Música provoca emoções. Canções contam histórias. A influência das raízes musicais africanas e indígenas na música brasileira é evidente. A presença de mulheres e negros na música mostra, cada vez mais, força, inclusive com retorno comercial. Mas como será o acesso de profissionais negros, indígenas e mulheres a profissões e cargos de liderança nesse mercado, que fatura bilhões por ano, no mundo? Como é tratada a questão de gênero e a questão racial? Como podemos contar essa história?
As minhas motivações para a publicação de “Diversidade na Indústria da Música no Brasil” (Editora Dialética) surgiram há alguns anos. O tema da diversidade e da igualdade racial vem me atraindo pela brutal desigualdade social no Brasil. É uma busca por respostas e políticas que colaborem com a equidade e o respeito com todas as origens étnicas e todos os gêneros.
Sou produtor de festivais e construtor de palcos e pistas; já produzi mais de 2 mil shows. Música provoca identificação, é a tal linguagem universal. Ao observar esse universo dos eventos na Zona Sul e no Centro do Rio, já ficava evidente que havia uma divisão social: brancos em clima de diversão, negros trabalhando como “bartenders” ou seguranças. Isso mudou um pouco com as políticas de acesso à educação e à cultura em governos anteriores, mas é uma mudança muito lenta. É preciso olhar com atenção para essa realidade, assim como para a estrutura do mercado fonográfico e a indústria da música, incluindo shows e eventos.
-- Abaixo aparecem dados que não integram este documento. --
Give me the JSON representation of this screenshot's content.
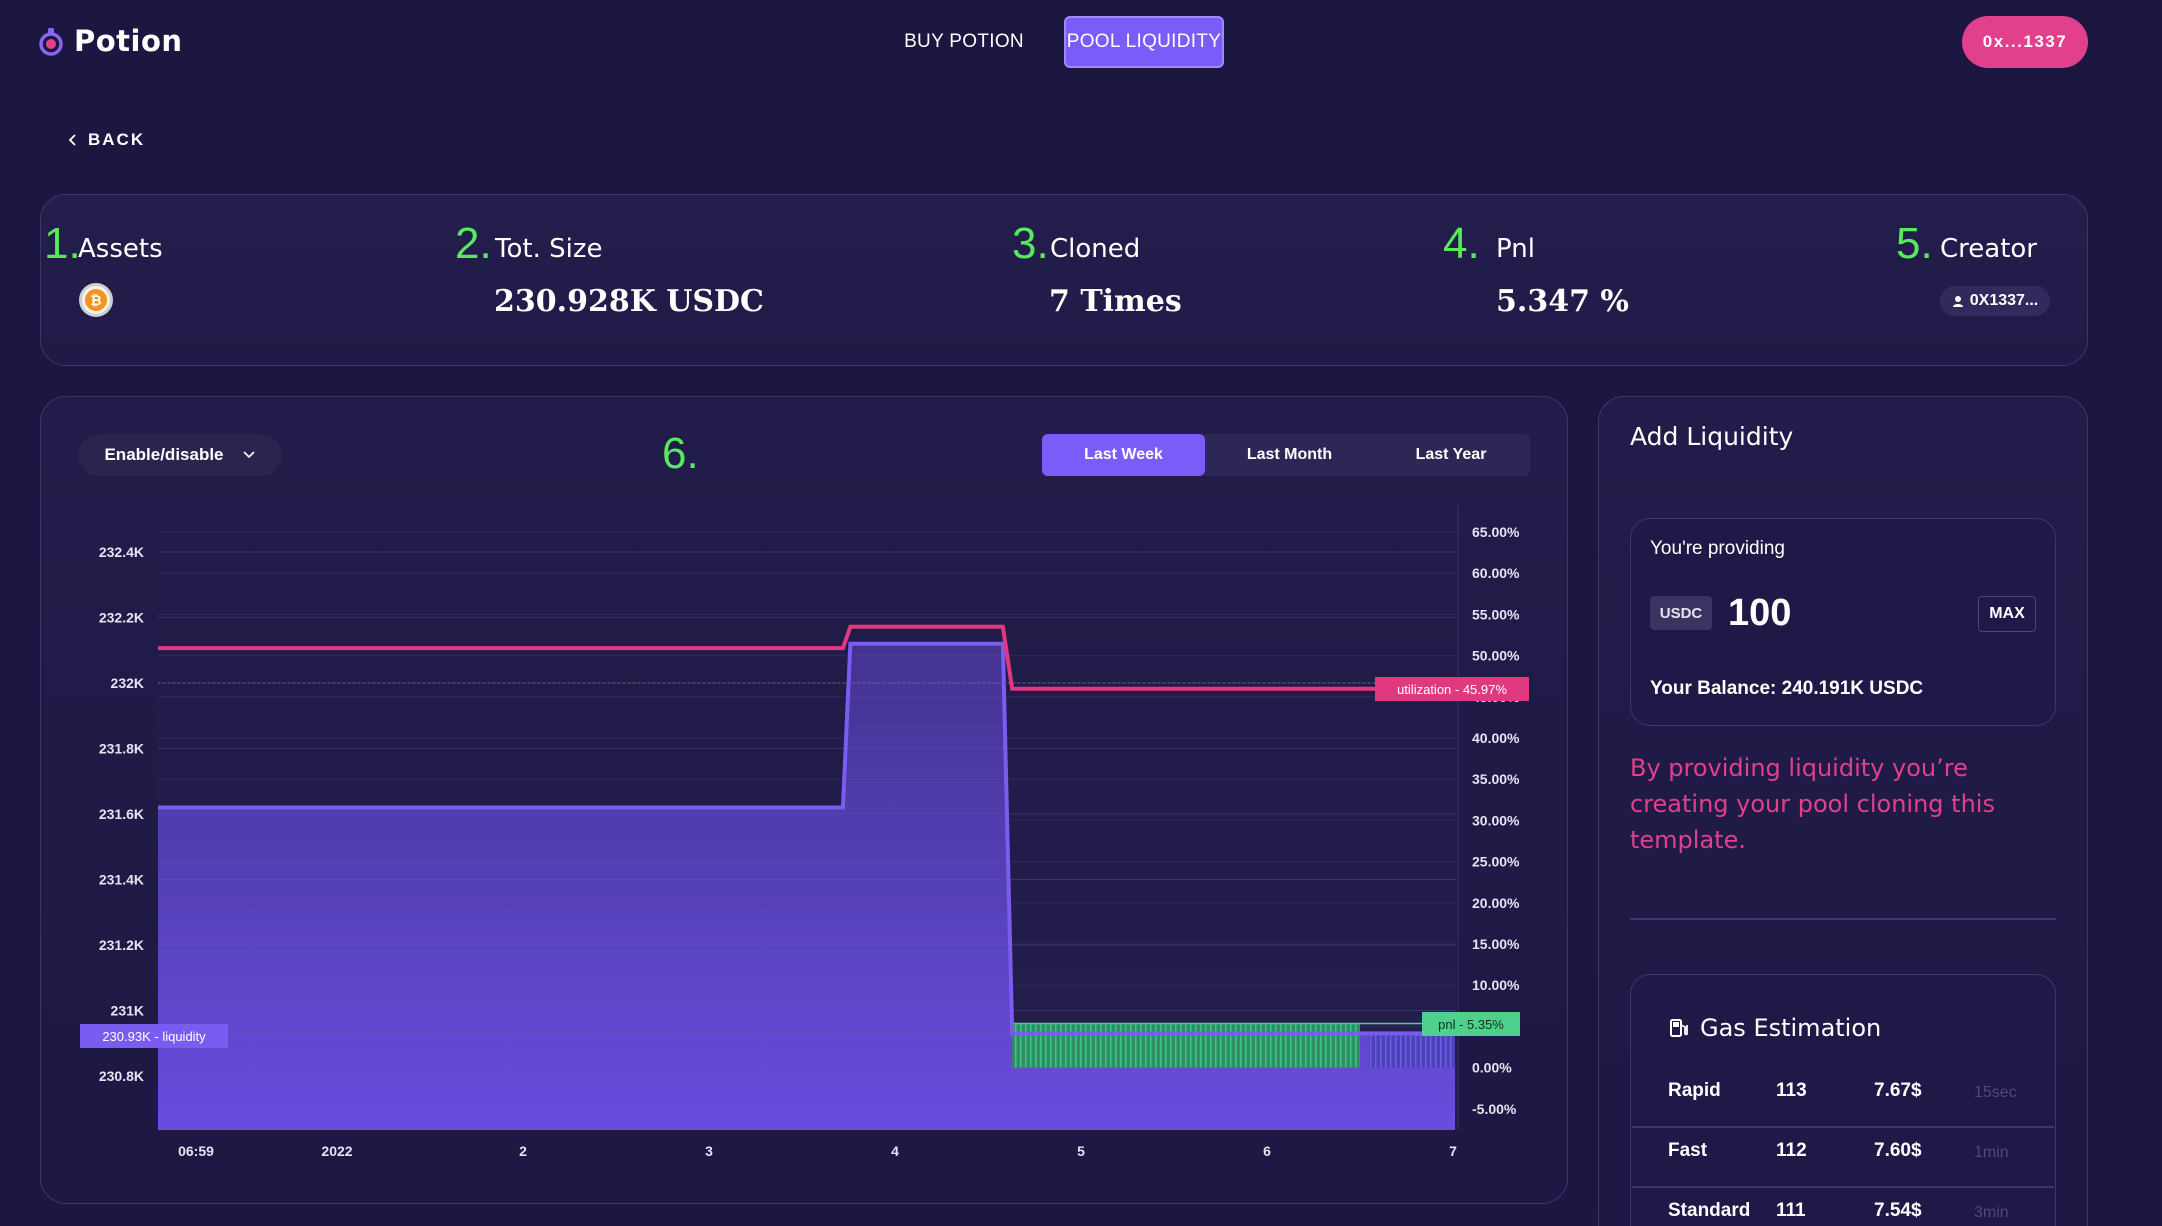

A pesquisa realizada para o livro indica dados que são alarmantes, ainda que, talvez, não surpreendentes. Na maioria das organizações pesquisadas na indústria da música no Brasil (62,5% empresas), menos de 5% dos cargos executivos são ocupados por pessoas negras. Em relação aos cargos ao quadro total de funcionários, apenas 26,5% são negros. A população brasileira é composta por 56,10% de negros, segundo dados oficiais do governo (IBGE, 2019).
A situação que encontramos no Brasil, portanto, é de racismo estrutural com impacto direto na falta de acesso de negros e indígenas a vagas no ecossistema da música.
Sobre a questão de gênero, mais dados que impressionam. O algoritmo utilizado em serviços de “streaming” tem mais probabilidade de recomendar músicas de homens. Apenas 25% dos artistas ouvidos são mulheres, demonstra a pesquisa de Ferraro (2021). Há também barreiras para que as mulheres alcancem cargos de liderança e o mesmo nível salarial na indústria da música, além de casos frequentes de assédio.
De acordo com o Ecad (Escritório Central de Arrecadação e Distribuição), entre os 100 compositores com maior receita no Brasil, há apenas duas mulheres. No espaço ocupado em gravadoras e nos selos com maior receita no “streaming” e nos shows, também falta diversidade, ainda que a proporção seja um pouco melhor em termos de representação do que nos escritórios das grandes organizações do setor.
“Por que não abrem as portas para mais artistas pretos? Isso mostra como ainda estamos muito atrasados. Não podemos esperar outros 500 anos no Brasil para mudar isso”, afirmou Éliton Nascimento, gerente de Artistas e Selos do Spotify, em um painel organizado pela Escola Música & Negócios.
A realidade é a mesma em países, por exemplo, como Reino Unido e Estados Unidos, ainda que com diferentes leituras a depender do gênero musical. “A mudança é frustrantemente lenta. Minha impressão é que o campo da música clássica tem sido um pouco mais bem-sucedido em elevar artistas negros do que na área técnica ou de suporte”, Ed Harsh, formado em Yale e na Columbia University, um dos fundadores e CEO da New Music USA.
Não pretendo, evidentemente, esgotar o tema com a publicação do livro. Sou apenas um agente da música interessado no tema, e meu objetivo é provocar reflexões na própria indústria musical. A partir da pesquisa, cito outras pesquisas e indico possíveis diretrizes e metas para que as organizações da música ofereçam ambientes mais justos e inclusivos.
Leo Feijó, 47 anos, é carioca e acaba de escrever o livro “Diversidade na Indústria da Música no Brasil”, com pré-venda na Editora Dialética. E também está na curadoria e direção do “1º Festival LabSonica Sounds & Talks”, no Oi Futuro, todas as quartas, até dia 4 de maio. É jornalista e mestre em Empreendedorismo Criativo com ênfase em Indústria da Música pela Goldsmiths, University of London. Publicou “Rio Cultura da Noite ” (Ed. Leya, com Marcus Wagner). Coordenou a publicação de “1976 Movimento Black Rio” e “Memória Afetiva do Botequim Carioca” (Ed. José Olympio).